I'm trying to calculate a simple weighted average over multiple columns at once grouped by an index column with some of the column values being NaN.
Below is a sample dataset:
df = pd.DataFrame(np.random.choice([0,1,np.nan], size=(5,5)), columns=list('ABCDE'))
df['F'] = 'XYZ'
df['weight'] = 5 + np.random.sample(5) * 5
A B C D E F weight
0.0 0.0 0.0 NaN NaN XYZ 7.754209
0.0 1.0 1.0 0.0 0.0 XYZ 5.811653
0.0 NaN 1.0 0.0 1.0 XYZ 7.858809
1.0 0.0 1.0 0.0 1.0 XYZ 7.690689
NaN 1.0 0.0 0.0 0.0 XYZ 5.092012
And below is my attempt to calculate the weighted average by excluding the NaN values from both the columns as well as weights.

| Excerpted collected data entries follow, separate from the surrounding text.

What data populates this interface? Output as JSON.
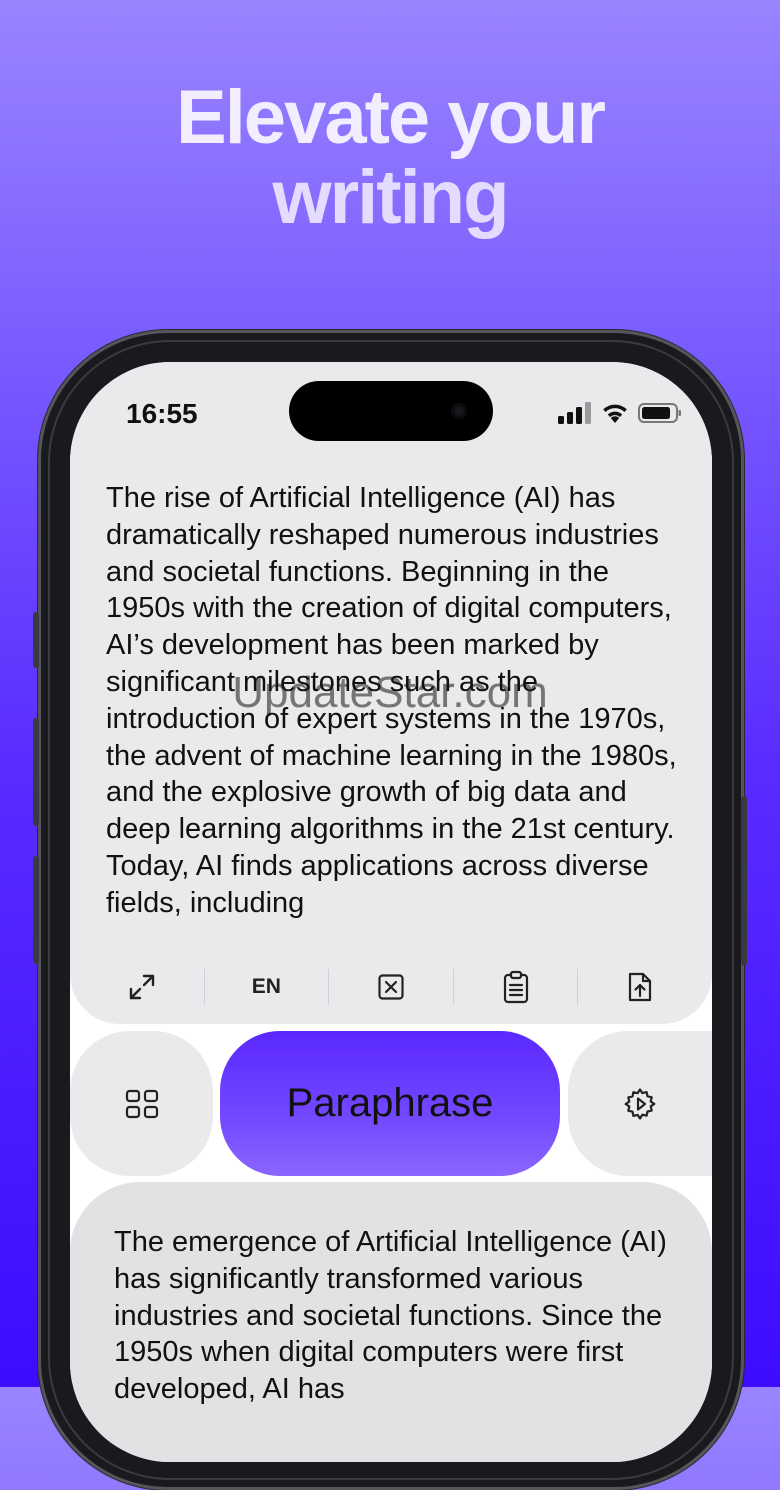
{
  "headline": {
    "line1": "Elevate your",
    "line2": "writing"
  },
  "status_bar": {
    "time": "16:55"
  },
  "input": {
    "text": "The rise of Artificial Intelligence (AI) has dramatically reshaped numerous industries and societal functions. Beginning in the 1950s with the creation of digital computers, AI’s development has been marked by significant milestones such as the introduction of expert systems in the 1970s, the advent of machine learning in the 1980s, and the explosive growth of big data and deep learning algorithms in the 21st century. Today, AI finds applications across diverse fields, including"
  },
  "toolbar": {
    "language": "EN"
  },
  "actions": {
    "paraphrase_label": "Paraphrase"
  },
  "output": {
    "text": "The emergence of Artificial Intelligence (AI) has significantly transformed various industries and societal functions. Since the 1950s when digital computers were first developed, AI has"
  },
  "watermark": "UpdateStar.com",
  "colors": {
    "accent": "#5a28ff",
    "card": "#eaeaec"
  },
  "icons": {
    "expand": "expand-icon",
    "clear": "clear-x-icon",
    "paste": "clipboard-icon",
    "upload": "file-upload-icon",
    "grid": "grid-icon",
    "settings": "gear-icon"
  }
}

def weighted_avg(df, index_col, weight_col):
cols = [c for c in df.columns if c not in ['weight_col', 'index_col']]
df.loc[:, cols] = df.loc[:, cols].mul(df[weight_col], axis=0)
agg = df.groupby(df[index_col]).sum()
agg.loc[:, cols] = agg.loc[:, cols].div(agg[weight_col], axis=0)
return agg
weighted_avg(df, 'F', 'weight')
However, I'm getting this error:
TypeError: can't multiply sequence by non-int of type 'float'
I checked the data types and all columns except F
are float
.
This is the expected output:
F A B C D E
XYZ 0.26414542 0.413823896 0.624460453 0 0.587812429
I'm relatively new to Python and did find similar problems while extensively searching SO but still couldn't make this simple solution work.
Any help would be much appreciated. TIA.